Montag, Juni 17, 2024

Risikofaktoren für Osteoporose

Zu den Risikofaktoren für Osteoporose versteht man beeinflussende Faktoren, die das Risiko an der Knochenerkrankung zu erkranken, steigern oder begünstigen.

Osteoporose wird oft als „Skeletterkrankung“ beschrieben, die aufgrund verringerter Knochenfestigkeit das Risiko für Knochenbrüche deutlich erhöht. Mit dem demografischen Wandel steigt weltweit die Belastung für das Gesundheitssystem, da vor allem ältere Menschen vermehrt von Osteoporose betroffen sind. Die Krankheit wird vorwiegend mit dem Altern und weiblichem Geschlecht assoziiert, doch mittlerweile wird auch eine breitere Palette klinischer Risikofaktoren betrachtet, um Personen zu identifizieren, die ein Risiko für Osteoporose und deren Hauptfolge, die Fraktur, aufweisen.

Lange wurde Osteoporose hauptsächlich mit postmenopausalen Frauen in Verbindung gebracht, jedoch nimmt die Inzidenz von Knochenbrüchen aufgrund der alternden Bevölkerung stetig zu. Um das Fortschreiten der Osteoporose einzudämmen und Frakturen vorzubeugen, muss der Fokus verstärkt auf ältere und hochbetagte Personen gelegt werden. Dabei spielen Ernährungsfaktoren, insbesondere die Aufnahme von Kalzium und Vitamin D, sowie das Sturzrisiko und Präventivmaßnahmen gegen Stürze eine wesentliche Rolle. Ebenfalls von Bedeutung sind die Bewertung von Gebrechlichkeit und die damit verbundene Sarkopenie sowie Multimorbidität bei der Einschätzung des Sturz- und Frakturrisikos und der Behandlung von Osteoporose in fortgeschrittenem Alter.

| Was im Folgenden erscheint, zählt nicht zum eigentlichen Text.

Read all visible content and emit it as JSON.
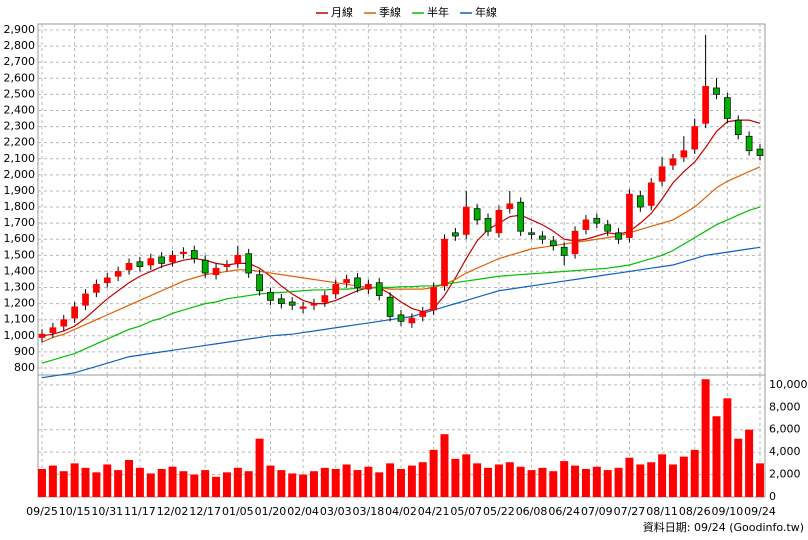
{
  "chart_data": {
    "type": "candlestick",
    "categories": [
      "09/25",
      null,
      null,
      "10/15",
      null,
      null,
      "10/31",
      null,
      null,
      "11/17",
      null,
      null,
      "12/02",
      null,
      null,
      "12/17",
      null,
      null,
      "01/05",
      null,
      null,
      "01/20",
      null,
      null,
      "02/04",
      null,
      null,
      "03/03",
      null,
      null,
      "03/18",
      null,
      null,
      "04/02",
      null,
      null,
      "04/21",
      null,
      null,
      "05/07",
      null,
      null,
      "05/22",
      null,
      null,
      "06/08",
      null,
      null,
      "06/24",
      null,
      null,
      "07/09",
      null,
      null,
      "07/27",
      null,
      null,
      "08/11",
      null,
      null,
      "08/26",
      null,
      null,
      "09/10",
      null,
      null,
      "09/24"
    ],
    "ohlc": {
      "up_color": "#ff0000",
      "down_color": "#00b000",
      "open": [
        990,
        1020,
        1060,
        1110,
        1190,
        1270,
        1330,
        1370,
        1410,
        1460,
        1440,
        1490,
        1460,
        1510,
        1530,
        1470,
        1380,
        1430,
        1450,
        1510,
        1380,
        1270,
        1230,
        1210,
        1170,
        1190,
        1210,
        1260,
        1330,
        1360,
        1290,
        1330,
        1240,
        1130,
        1080,
        1120,
        1160,
        1310,
        1640,
        1630,
        1790,
        1730,
        1640,
        1790,
        1830,
        1640,
        1620,
        1590,
        1550,
        1510,
        1660,
        1730,
        1690,
        1640,
        1610,
        1870,
        1810,
        1960,
        2060,
        2110,
        2160,
        2320,
        2540,
        2480,
        2340,
        2240,
        2160
      ],
      "high": [
        1040,
        1080,
        1130,
        1210,
        1290,
        1350,
        1390,
        1430,
        1480,
        1490,
        1510,
        1520,
        1530,
        1550,
        1560,
        1500,
        1450,
        1470,
        1560,
        1540,
        1410,
        1300,
        1260,
        1240,
        1210,
        1230,
        1280,
        1350,
        1380,
        1390,
        1350,
        1360,
        1270,
        1160,
        1140,
        1180,
        1330,
        1630,
        1670,
        1900,
        1820,
        1760,
        1810,
        1900,
        1860,
        1670,
        1650,
        1620,
        1580,
        1680,
        1750,
        1760,
        1720,
        1670,
        1910,
        1900,
        1980,
        2110,
        2130,
        2240,
        2350,
        2870,
        2600,
        2510,
        2370,
        2270,
        2190
      ],
      "low": [
        960,
        990,
        1030,
        1080,
        1160,
        1240,
        1300,
        1340,
        1380,
        1400,
        1410,
        1420,
        1430,
        1480,
        1450,
        1360,
        1350,
        1400,
        1420,
        1360,
        1250,
        1190,
        1170,
        1160,
        1140,
        1160,
        1180,
        1230,
        1300,
        1270,
        1260,
        1220,
        1090,
        1060,
        1050,
        1090,
        1130,
        1280,
        1590,
        1600,
        1690,
        1620,
        1610,
        1760,
        1620,
        1600,
        1570,
        1530,
        1440,
        1480,
        1630,
        1670,
        1620,
        1570,
        1580,
        1770,
        1780,
        1930,
        2030,
        2080,
        2130,
        2290,
        2470,
        2320,
        2220,
        2120,
        2090
      ],
      "close": [
        1010,
        1050,
        1100,
        1180,
        1260,
        1320,
        1360,
        1400,
        1450,
        1430,
        1480,
        1450,
        1500,
        1520,
        1480,
        1390,
        1420,
        1440,
        1500,
        1390,
        1280,
        1220,
        1200,
        1190,
        1180,
        1200,
        1250,
        1320,
        1350,
        1300,
        1320,
        1250,
        1120,
        1090,
        1110,
        1150,
        1300,
        1600,
        1620,
        1800,
        1720,
        1650,
        1780,
        1820,
        1650,
        1630,
        1600,
        1560,
        1500,
        1650,
        1720,
        1700,
        1650,
        1600,
        1880,
        1800,
        1950,
        2050,
        2100,
        2150,
        2300,
        2550,
        2500,
        2350,
        2250,
        2150,
        2120
      ]
    },
    "series": [
      {
        "name": "月線",
        "color": "#c00000",
        "values": [
          1000,
          1010,
          1030,
          1060,
          1110,
          1170,
          1230,
          1280,
          1330,
          1370,
          1400,
          1430,
          1450,
          1470,
          1480,
          1470,
          1450,
          1440,
          1450,
          1450,
          1420,
          1370,
          1310,
          1260,
          1220,
          1200,
          1200,
          1220,
          1250,
          1280,
          1300,
          1300,
          1260,
          1210,
          1170,
          1150,
          1170,
          1250,
          1360,
          1480,
          1590,
          1660,
          1700,
          1740,
          1750,
          1720,
          1690,
          1650,
          1600,
          1590,
          1600,
          1620,
          1640,
          1630,
          1650,
          1700,
          1760,
          1850,
          1950,
          2020,
          2080,
          2170,
          2270,
          2330,
          2340,
          2340,
          2320
        ]
      },
      {
        "name": "季線",
        "color": "#e06000",
        "values": [
          960,
          990,
          1010,
          1040,
          1070,
          1100,
          1130,
          1160,
          1190,
          1220,
          1250,
          1280,
          1310,
          1340,
          1360,
          1380,
          1390,
          1400,
          1410,
          1410,
          1400,
          1390,
          1380,
          1370,
          1360,
          1350,
          1340,
          1330,
          1320,
          1310,
          1300,
          1300,
          1290,
          1290,
          1290,
          1290,
          1300,
          1320,
          1350,
          1390,
          1420,
          1450,
          1480,
          1500,
          1520,
          1540,
          1550,
          1560,
          1570,
          1580,
          1590,
          1600,
          1610,
          1620,
          1640,
          1660,
          1680,
          1700,
          1720,
          1760,
          1800,
          1860,
          1920,
          1960,
          1990,
          2020,
          2050
        ]
      },
      {
        "name": "半年",
        "color": "#00c000",
        "values": [
          830,
          850,
          870,
          890,
          920,
          950,
          980,
          1010,
          1040,
          1060,
          1090,
          1110,
          1140,
          1160,
          1180,
          1200,
          1210,
          1230,
          1240,
          1250,
          1260,
          1265,
          1270,
          1275,
          1280,
          1285,
          1285,
          1290,
          1290,
          1295,
          1295,
          1300,
          1300,
          1305,
          1305,
          1310,
          1310,
          1320,
          1330,
          1340,
          1350,
          1360,
          1370,
          1375,
          1380,
          1385,
          1390,
          1395,
          1400,
          1405,
          1410,
          1415,
          1420,
          1430,
          1440,
          1460,
          1480,
          1500,
          1530,
          1570,
          1610,
          1650,
          1690,
          1720,
          1750,
          1780,
          1800
        ]
      },
      {
        "name": "年線",
        "color": "#1060c0",
        "values": [
          740,
          750,
          760,
          770,
          790,
          810,
          830,
          850,
          870,
          880,
          890,
          900,
          910,
          920,
          930,
          940,
          950,
          960,
          970,
          980,
          990,
          1000,
          1005,
          1010,
          1020,
          1030,
          1040,
          1050,
          1060,
          1070,
          1080,
          1090,
          1100,
          1110,
          1120,
          1140,
          1160,
          1180,
          1200,
          1220,
          1240,
          1260,
          1280,
          1290,
          1300,
          1310,
          1320,
          1330,
          1340,
          1350,
          1360,
          1370,
          1380,
          1390,
          1400,
          1410,
          1420,
          1430,
          1440,
          1460,
          1480,
          1500,
          1510,
          1520,
          1530,
          1540,
          1550
        ]
      }
    ],
    "ylim": [
      800,
      2900
    ],
    "yticks": [
      800,
      900,
      {
        "value": 1000,
        "label": "1,000"
      },
      {
        "value": 1100,
        "label": "1,100"
      },
      {
        "value": 1200,
        "label": "1,200"
      },
      {
        "value": 1300,
        "label": "1,300"
      },
      {
        "value": 1400,
        "label": "1,400"
      },
      {
        "value": 1500,
        "label": "1,500"
      },
      {
        "value": 1600,
        "label": "1,600"
      },
      {
        "value": 1700,
        "label": "1,700"
      },
      {
        "value": 1800,
        "label": "1,800"
      },
      {
        "value": 1900,
        "label": "1,900"
      },
      {
        "value": 2000,
        "label": "2,000"
      },
      {
        "value": 2100,
        "label": "2,100"
      },
      {
        "value": 2200,
        "label": "2,200"
      },
      {
        "value": 2300,
        "label": "2,300"
      },
      {
        "value": 2400,
        "label": "2,400"
      },
      {
        "value": 2500,
        "label": "2,500"
      },
      {
        "value": 2600,
        "label": "2,600"
      },
      {
        "value": 2700,
        "label": "2,700"
      },
      {
        "value": 2800,
        "label": "2,800"
      },
      {
        "value": 2900,
        "label": "2,900"
      }
    ],
    "volume": {
      "color": "#ff0000",
      "values": [
        2500,
        2800,
        2300,
        3000,
        2600,
        2200,
        2900,
        2400,
        3300,
        2600,
        2100,
        2500,
        2700,
        2300,
        2000,
        2400,
        1800,
        2200,
        2600,
        2300,
        5200,
        2800,
        2400,
        2100,
        2000,
        2300,
        2600,
        2500,
        2900,
        2400,
        2700,
        2200,
        3000,
        2500,
        2800,
        3100,
        4200,
        5600,
        3400,
        3800,
        3000,
        2600,
        2900,
        3100,
        2700,
        2400,
        2600,
        2300,
        3200,
        2800,
        2500,
        2700,
        2400,
        2600,
        3500,
        2900,
        3100,
        3800,
        2900,
        3600,
        4200,
        10500,
        7200,
        8800,
        5200,
        6000,
        3000
      ],
      "ylim": [
        0,
        10700
      ],
      "yticks": [
        0,
        {
          "value": 2000,
          "label": "2,000"
        },
        {
          "value": 4000,
          "label": "4,000"
        },
        {
          "value": 6000,
          "label": "6,000"
        },
        {
          "value": 8000,
          "label": "8,000"
        },
        {
          "value": 10000,
          "label": "10,000"
        }
      ]
    },
    "grid": true,
    "source": "資料日期: 09/24 (Goodinfo.tw)"
  }
}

Zu den Risikofaktoren für Osteoporose bei Frauen und Männern zählen

  • Genetische Veranlagung

  • Langzeitige Anwendung kortikoidhaltiger Präparate

  • Kalziumarme und phosphatreiche Ernährung

  • Verdauungsprobleme mit chronischen Durchfällen

  • Vitamin D-Mangel durch unzureichende Sonnenexposition und Ernährung

  • Mangel an körperlicher Aktivität, besonders in Phasen längerer Bettruhe oder bei Lähmungen

Weitere Risikofaktoren für Osteoporose können hormonelle Störungen sowie Erkrankungen der Darm-, Leber-, Nierenfunktion oder Tumorerkrankungen sein, die zu einer sekundären Osteoporose führen können. Bei Männern kann gehört zudem eine Unterfunktion der Hoden (Hypogonadismus) zu den Riskofaktoren für eine Osteoporose.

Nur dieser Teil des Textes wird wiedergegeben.